Boone writhed and screamed. At least, he thought he did. For never, never, so long as he should live, could he be quite sure.
Yet he knew, somehow, that, lacking a universe of discourse, the things the Helgae sought most were still locked in his brain. Like him, they could not bridge the chasm that yawned between such different minds.

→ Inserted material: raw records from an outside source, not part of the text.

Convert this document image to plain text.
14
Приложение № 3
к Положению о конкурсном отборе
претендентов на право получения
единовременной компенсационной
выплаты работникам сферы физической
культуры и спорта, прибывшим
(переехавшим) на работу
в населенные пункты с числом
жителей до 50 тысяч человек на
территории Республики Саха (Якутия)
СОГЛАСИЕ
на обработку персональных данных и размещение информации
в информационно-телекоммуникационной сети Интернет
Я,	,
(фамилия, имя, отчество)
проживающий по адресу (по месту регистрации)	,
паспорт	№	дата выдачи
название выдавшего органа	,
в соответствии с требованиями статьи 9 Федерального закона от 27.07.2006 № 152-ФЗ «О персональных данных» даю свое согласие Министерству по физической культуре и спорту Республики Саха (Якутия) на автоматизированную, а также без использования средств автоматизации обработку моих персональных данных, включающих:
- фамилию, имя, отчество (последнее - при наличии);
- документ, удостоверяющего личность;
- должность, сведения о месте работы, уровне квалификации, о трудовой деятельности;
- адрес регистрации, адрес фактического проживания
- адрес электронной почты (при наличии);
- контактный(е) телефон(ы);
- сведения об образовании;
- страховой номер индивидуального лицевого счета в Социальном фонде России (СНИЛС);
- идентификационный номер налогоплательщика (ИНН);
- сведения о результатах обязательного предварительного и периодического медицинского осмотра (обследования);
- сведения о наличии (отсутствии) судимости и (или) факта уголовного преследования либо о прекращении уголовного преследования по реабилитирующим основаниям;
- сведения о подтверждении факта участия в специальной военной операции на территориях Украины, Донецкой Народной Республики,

Then it was over and the glow of purple, too, was fading. The probing minds drew back their tendrils. Boone's sphere dissolved into a place of glorious, delirium-born darkness and he was falling ... falling....
CHAPTER IV
It was a wondrous world. He walked in halls of polished marble and looked out through colonnades across a bright blue sea. Gentle breezes carried flowers' perfumes to him. Wine warmed his throat. Music rippled in faint, nostalgic waves.
Yet he knew no joy, for loneliness ached dull underneath his breastbone. First listless, then feverish, he wandered in and out among the columns, ever seeking. Servitors brought rare foods, sun-blushing fruits, to tempt his palate; and there were women who pressed themselves upon him, seducing him with eye and voice and touch.
But he brushed by; he would have none of them. He saw the blue sea as a wasteland. The wine turned bitter in his mouth.
Then, suddenly, she was there, a fairy figure far off amid the towering pillars. With a glad cry, he ran towards her.
But she laughed and flitted away before him. And when he tried to follow, dusk came, casting ebon shadows, and he could not find her, and he threw himself down on the hard bed of the marble, bruised and broken.